Old skool director
The man who partnered with Paul Newman on the very popular prison drama Cool Hand Luke and directed the seriously scary Amityville Horror (the original) died of a heart attack last Thursday in Beverly Hills. He was 79.
Cool Hand Luke (Rosenberg’s first film circa 1967) was nominated for four Academy Awards, with George Kennedy taking home a golden guy for supporting actor. The film also gave birth to one of the original famous movie lines (delivered by Strother Martin as a guard captain) "What we've got here is failure to communicate." (Which was even quoted in the Guns n Roses’ song Civil War.)
Rosenberg was nominated for a Directors Guild Award for the film but lost to Mike Nichols, who made The Graduate the same year. What can we say… sex sells and Mrs. Robinson got her own song, too.

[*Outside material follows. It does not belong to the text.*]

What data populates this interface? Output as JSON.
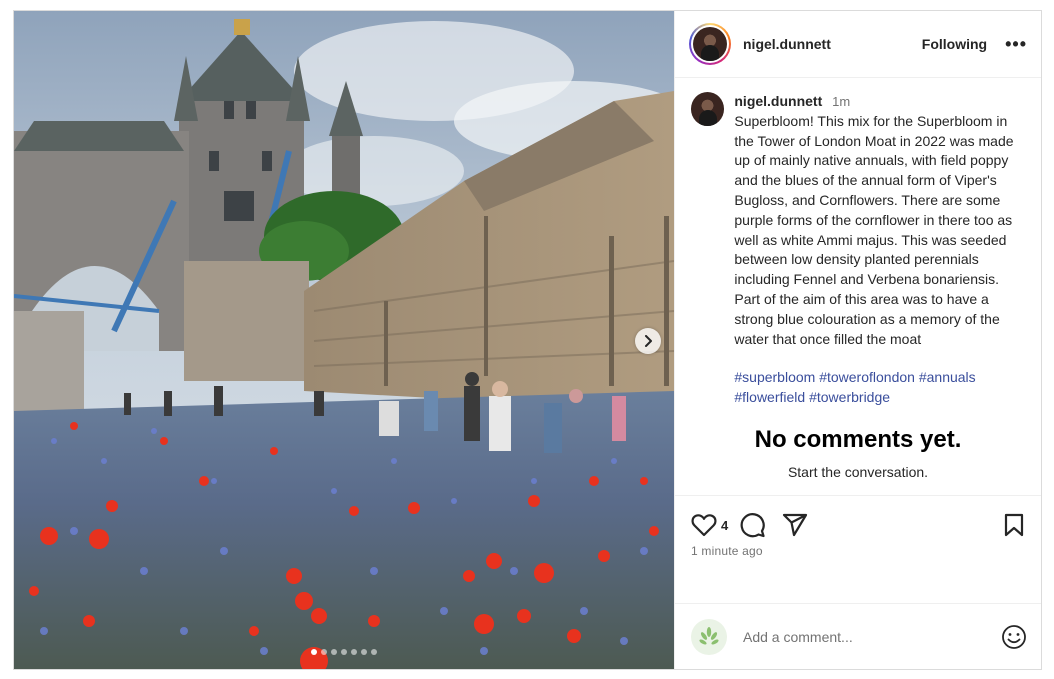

His other movies include Cool Hand Luke, The April Fools, WUSA, Pocket Money, The Drowning Pool, Brubaker, The Pope of Greenwich Villade, of course The Amityville Horror (which ironically wasn’t his biggest money-maker but spawned seven sequels to date… so a success by our reckoning!) and his last film, My Heroes Have Always Been Cowboys (1991). He’s also did some TV early on, collecting more than 300 TV directing credits for such dramatic series as The Untouchables, The Defenders, Alfred Hitchcock Presents and The Twilight Zone. Thanks for all your great work, Stuart. R.I.P.